Le "technostress", lié au fait de travailler en ligne en permanence, fait l’objet de nombreuses études depuis plusieurs années. Le technostress désigne l’augmentation de la charge psychosociale liée au travail, à partir du moment où les potentialités offertes par les nouveaux outils digitaux se transforment en pression sur le travailleur, au niveau des attentes explicites ou implicites de son employeur ou de ses collègues, des attentes ou exigences des clients, à cause de problèmes de connectivité qui perturbent le travail ou encore sous la forme d’une dépendance à l’égard des outils digitaux, particulièrement les outils mobiles comme les smartphones et les tablettes.

La surcharge informationnelle est une forme fréquente de technostress. L’usage continu du courrier électronique, des messageries instantanées et des réseaux sociaux entraîne une charge élevée d’informations et de messages, de même que de fréquentes interruptions du travail. Cela provoque une pression constante à donner une réponse à tous les signaux reçus ou à signaler sa présence. De plus, les messages électroniques secaractérisent très souvent par une absence de filtres organisationnels, quand les mêmes messages sont envoyés à un grand nombre de destinataires, sans ordre de priorité ni destination privilégiée. Il appartient alors à chaque employé d’adopter ses propres critères de sélection et d’évaluation, au risque de se voir reprocher d’avoir négligé une information qu’il avait pourtant reçue. Le mélange permanent d’informations significatives et d’informations insignifiantes, qui caractérise Internet et les réseaux sociaux, est une source de fatigue mentale, de même que la nécessité d’être accessible et disponible en permanence. Par ailleurs, les utilisateurs fréquents d’Internet peuvent être affectés par une perte de références spatiales et temporelles, liée à l’effacement apparent des distances et des décalages horaires. Le "temps réel" qui caractérise le travail en ligne est parfois un temps qui n’est réel pour personne.

Les conséquences du technostress peuvent être une fatigue généralisée et chronique, une attitude apathique ou cynique, des troubles de la concentration, des tensions musculaires et autres douleurs physiques, ainsi que l’épuisement professionnel. En plus de ces conséquences, qui sont assez similaires à celles du stress professionnel en général, le technostress peut entraîner des troubles neurologiques de déficit de l’attention qui rendent les travailleurs incapables de gérer correctement leurs priorités et leur temps et qui génèrent des sentiments de panique ou de culpabilité.

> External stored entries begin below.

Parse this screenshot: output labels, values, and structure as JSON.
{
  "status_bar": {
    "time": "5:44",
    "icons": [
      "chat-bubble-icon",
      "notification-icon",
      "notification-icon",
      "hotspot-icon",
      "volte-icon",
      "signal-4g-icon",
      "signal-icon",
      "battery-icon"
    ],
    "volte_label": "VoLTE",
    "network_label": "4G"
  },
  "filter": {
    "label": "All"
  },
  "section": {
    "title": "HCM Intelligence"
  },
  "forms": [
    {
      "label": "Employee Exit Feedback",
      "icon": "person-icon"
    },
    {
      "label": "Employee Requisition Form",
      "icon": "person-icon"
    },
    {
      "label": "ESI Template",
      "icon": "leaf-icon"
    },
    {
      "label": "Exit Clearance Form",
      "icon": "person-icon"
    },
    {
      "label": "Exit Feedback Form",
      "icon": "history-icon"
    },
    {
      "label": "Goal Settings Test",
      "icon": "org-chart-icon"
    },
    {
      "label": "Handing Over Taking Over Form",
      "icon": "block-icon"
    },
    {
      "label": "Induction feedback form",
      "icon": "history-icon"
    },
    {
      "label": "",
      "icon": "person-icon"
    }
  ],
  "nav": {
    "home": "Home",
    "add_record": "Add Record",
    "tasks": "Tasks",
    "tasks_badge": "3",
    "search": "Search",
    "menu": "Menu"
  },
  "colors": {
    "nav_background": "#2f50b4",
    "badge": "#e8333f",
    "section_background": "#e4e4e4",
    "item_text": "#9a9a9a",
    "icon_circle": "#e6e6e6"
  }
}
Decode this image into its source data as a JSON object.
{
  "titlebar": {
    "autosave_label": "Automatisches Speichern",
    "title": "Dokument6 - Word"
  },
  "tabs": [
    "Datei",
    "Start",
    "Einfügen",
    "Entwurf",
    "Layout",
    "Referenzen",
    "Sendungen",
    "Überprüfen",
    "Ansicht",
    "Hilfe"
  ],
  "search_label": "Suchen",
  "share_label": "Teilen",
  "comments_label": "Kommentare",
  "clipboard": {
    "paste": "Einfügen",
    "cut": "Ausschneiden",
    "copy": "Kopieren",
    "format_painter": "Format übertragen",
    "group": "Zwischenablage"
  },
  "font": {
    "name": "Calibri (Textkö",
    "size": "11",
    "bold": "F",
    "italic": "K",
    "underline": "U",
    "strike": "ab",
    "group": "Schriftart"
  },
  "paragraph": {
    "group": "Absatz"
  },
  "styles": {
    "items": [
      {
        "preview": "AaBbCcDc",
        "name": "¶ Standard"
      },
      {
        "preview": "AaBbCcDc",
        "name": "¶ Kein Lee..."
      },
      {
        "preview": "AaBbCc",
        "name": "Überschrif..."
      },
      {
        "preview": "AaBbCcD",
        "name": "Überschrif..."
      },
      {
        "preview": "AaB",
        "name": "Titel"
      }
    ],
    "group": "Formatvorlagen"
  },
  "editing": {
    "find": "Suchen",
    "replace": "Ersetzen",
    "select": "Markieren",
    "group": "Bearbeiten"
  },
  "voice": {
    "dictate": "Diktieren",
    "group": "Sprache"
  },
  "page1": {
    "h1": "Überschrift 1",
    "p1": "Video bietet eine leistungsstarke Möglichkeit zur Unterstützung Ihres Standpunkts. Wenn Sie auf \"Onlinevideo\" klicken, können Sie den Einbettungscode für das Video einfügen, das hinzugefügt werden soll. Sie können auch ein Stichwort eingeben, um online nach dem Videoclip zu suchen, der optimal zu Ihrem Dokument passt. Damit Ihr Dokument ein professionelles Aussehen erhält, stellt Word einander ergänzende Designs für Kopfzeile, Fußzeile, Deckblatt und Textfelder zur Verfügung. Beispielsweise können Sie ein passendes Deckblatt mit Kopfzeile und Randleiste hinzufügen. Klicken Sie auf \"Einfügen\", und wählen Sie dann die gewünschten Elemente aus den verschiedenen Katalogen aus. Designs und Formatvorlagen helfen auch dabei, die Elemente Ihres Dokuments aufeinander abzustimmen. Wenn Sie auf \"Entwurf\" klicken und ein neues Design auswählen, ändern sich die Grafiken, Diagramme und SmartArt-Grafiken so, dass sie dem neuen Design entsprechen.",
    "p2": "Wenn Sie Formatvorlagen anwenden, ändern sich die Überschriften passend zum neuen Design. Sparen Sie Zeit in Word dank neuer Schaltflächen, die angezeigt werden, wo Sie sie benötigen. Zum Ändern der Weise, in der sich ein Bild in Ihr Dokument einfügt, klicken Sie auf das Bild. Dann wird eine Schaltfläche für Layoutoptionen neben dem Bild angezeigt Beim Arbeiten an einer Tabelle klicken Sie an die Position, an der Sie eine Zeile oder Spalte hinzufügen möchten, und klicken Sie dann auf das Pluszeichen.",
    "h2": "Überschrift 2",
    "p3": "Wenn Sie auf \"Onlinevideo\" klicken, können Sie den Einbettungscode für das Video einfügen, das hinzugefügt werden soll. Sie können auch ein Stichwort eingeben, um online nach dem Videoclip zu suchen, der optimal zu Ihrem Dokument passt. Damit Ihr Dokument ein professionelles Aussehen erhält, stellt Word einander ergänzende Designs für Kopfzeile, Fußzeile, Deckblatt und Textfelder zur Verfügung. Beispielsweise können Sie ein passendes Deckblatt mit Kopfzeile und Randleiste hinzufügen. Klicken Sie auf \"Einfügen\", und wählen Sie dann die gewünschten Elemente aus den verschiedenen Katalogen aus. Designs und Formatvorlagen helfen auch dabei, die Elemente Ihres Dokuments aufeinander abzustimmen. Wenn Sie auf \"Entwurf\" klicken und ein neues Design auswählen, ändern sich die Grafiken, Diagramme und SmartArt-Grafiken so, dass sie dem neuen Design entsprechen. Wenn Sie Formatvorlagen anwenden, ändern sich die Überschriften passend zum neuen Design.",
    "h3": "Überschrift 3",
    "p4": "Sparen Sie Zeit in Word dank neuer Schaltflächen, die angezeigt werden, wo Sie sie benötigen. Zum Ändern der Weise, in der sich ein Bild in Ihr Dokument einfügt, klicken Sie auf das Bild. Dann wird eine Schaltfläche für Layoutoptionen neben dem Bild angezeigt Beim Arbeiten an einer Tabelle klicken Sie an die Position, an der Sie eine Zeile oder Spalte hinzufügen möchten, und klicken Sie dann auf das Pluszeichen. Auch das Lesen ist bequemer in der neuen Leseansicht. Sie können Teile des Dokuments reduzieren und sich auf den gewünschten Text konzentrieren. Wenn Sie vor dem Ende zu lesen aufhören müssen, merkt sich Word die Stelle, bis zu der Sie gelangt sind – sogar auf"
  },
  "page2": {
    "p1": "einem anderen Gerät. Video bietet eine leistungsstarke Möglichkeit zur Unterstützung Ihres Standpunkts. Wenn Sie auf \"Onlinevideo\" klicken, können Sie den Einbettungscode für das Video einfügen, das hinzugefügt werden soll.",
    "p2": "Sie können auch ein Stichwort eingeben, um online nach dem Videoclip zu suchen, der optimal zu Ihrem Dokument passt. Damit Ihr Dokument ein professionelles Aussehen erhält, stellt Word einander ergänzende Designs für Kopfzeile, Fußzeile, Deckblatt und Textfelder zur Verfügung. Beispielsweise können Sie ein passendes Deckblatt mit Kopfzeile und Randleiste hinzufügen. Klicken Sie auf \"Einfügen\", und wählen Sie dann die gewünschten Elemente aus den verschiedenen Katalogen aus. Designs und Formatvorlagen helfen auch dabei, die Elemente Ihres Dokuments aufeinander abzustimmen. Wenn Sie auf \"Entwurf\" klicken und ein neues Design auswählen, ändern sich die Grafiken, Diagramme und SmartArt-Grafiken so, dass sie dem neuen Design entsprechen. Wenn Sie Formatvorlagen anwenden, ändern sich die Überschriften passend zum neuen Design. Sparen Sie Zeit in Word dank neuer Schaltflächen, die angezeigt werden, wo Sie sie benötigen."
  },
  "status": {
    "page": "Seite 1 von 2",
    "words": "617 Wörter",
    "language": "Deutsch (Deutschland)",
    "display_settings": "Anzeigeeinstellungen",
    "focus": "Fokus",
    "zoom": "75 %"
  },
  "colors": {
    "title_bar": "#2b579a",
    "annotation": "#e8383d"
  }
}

Ce qui est nouveau aujourd’hui, c’est qu’une proportion de plus en plus élevée de travailleurs sont concernés par ces phénomènes de "sur sollicitation digitale" : non seulement des cadres, mais aussi des professionnels de toutes disciplines, des employés techniques et commerciaux, des prestataires de soins. Le développement du nomadisme digital est une des causes de cette expansion. Il s’agit d’une forme d’organisation du travail qui recourt en permanence aux outils numériques connectés et multiplie les lieux de travail: dans différentes implantations de l’entreprise, chez des clients, en déplacement, chez soi, dans des espaces partagés, etc., jusqu’à l’estompement de la notion même de lieu de travail. Selon Eurofound, la multiplication des lieux de travail concernerait aujourd’hui près d’un quart des travailleurs européens.

Outre le technostress, les nomades digitaux sont également exposés à un risque de dépendance ou d’assuétude à l’égard des dispositifs mobiles et ubiquitaires: utilisation compulsive, difficulté de se déconnecter ne serait-ce que temporairement, état de manque après arrêt de l’utilisation chronique, risque de rechute après des épisodes de déconnexion, etc. Pour de nombreux travailleurs nomades, la gestion des temps de connexion et de déconnexion devient un enjeu important, non seulement en termes de stress mais aussi en termes d’équilibre entre travail et vie privée et en termes de responsabilité au sein des organisations. Face à ces risques, certains rapports officiels préconisent l’instauration d’un "droit à la déconnexion", déjà concrétisé dans certains accords négociés dans des entreprises.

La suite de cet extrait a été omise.